My mom works alongside a nurse who has breast cancer – and she is only 27.  Last year a friend mine I used to work with at Chuy’s was diagnosed with breast cancer, and she was in her early thirties (she’s great now).  Just a few days ago I learned that a girl I used to work with at Trudy’s was diagnosed with breast cancer, and she too is only in her early thirties.  My mom said that getting breast cancer so young is extremely rare (and I know that), but this just feeds my hypochondria and paranoia.  How can such young healthy people get so sick?
Over a year ago I went on birth control (of the pill variety).  I started having horrible chest pains – like, sharp pressure pains in my chest several times a day.  It was really freaking me out.  I went to the doctor and got all this work done, and everything came back great.  I get my blood checked regularly since I am a regular donor, and they said I was the poster child for cardiovascular health.  So what the hell was going on?  I was scared I was going to be one of these random young healthy people that had a heart attack or something.  I consulted with a cardiologist, but in the meantime the chest pains became less frequent.  I still wasn’t making the correlation until I went to the doctor for a follow up and we realized it was all the hormones in the birth control.  So, I guess I’m just one of the women that can’t do the pill.  I’m off it no, no chest pains.
I check my boobs when I’m in the shower, go to the doctor annually for lady checkups, and go to get mole checks at the dermatologist – I got that shit on lockdown.  But what about the other cancers and illnesses you can’t see outright?  You kinda have to wait until something weird happens and some symptom comes up.  But then what if it’s too late?  I did find out you can opt for a CT scan or MRI, but this would be an ‘optional’ procedure so health insurance won’t cover it.  How can one tell they’re sick when you can’t see it yet?

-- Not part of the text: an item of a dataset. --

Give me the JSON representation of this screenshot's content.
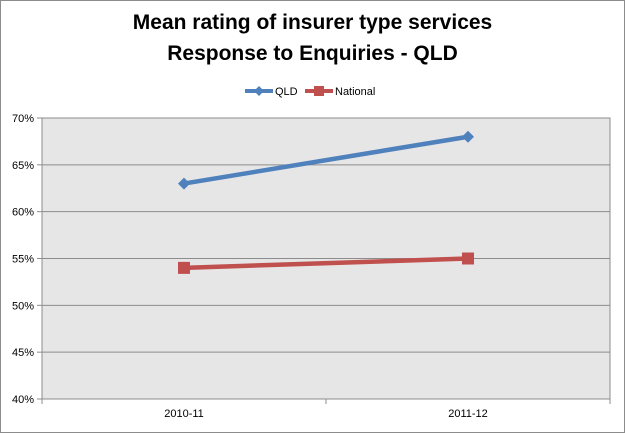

I talked to my mom a lot about this last night.  She said it’s natural for me to feel this way after finding out an old friend close to my age has cancer, and after losing Judy, Mimi putting down her cat, and all this other stuff.  I know I can’t live my life in fear, and I don’t want to.  I remembered today that being sad over something that hasn’t even happened and starting to mourn for my dog when he is still happy, healthy, and full of energy is such a waste.  I always emphasize the importance of living for today, show love to those around you, and don’t dwell on the past or worry about the future.  I’m trying to practice what I preach, although sometimes it is a struggle when certain things in life happen.  People and pets die, and sometimes before a time that we may deem ‘fair’.  But what’s funny about life is that it goes on.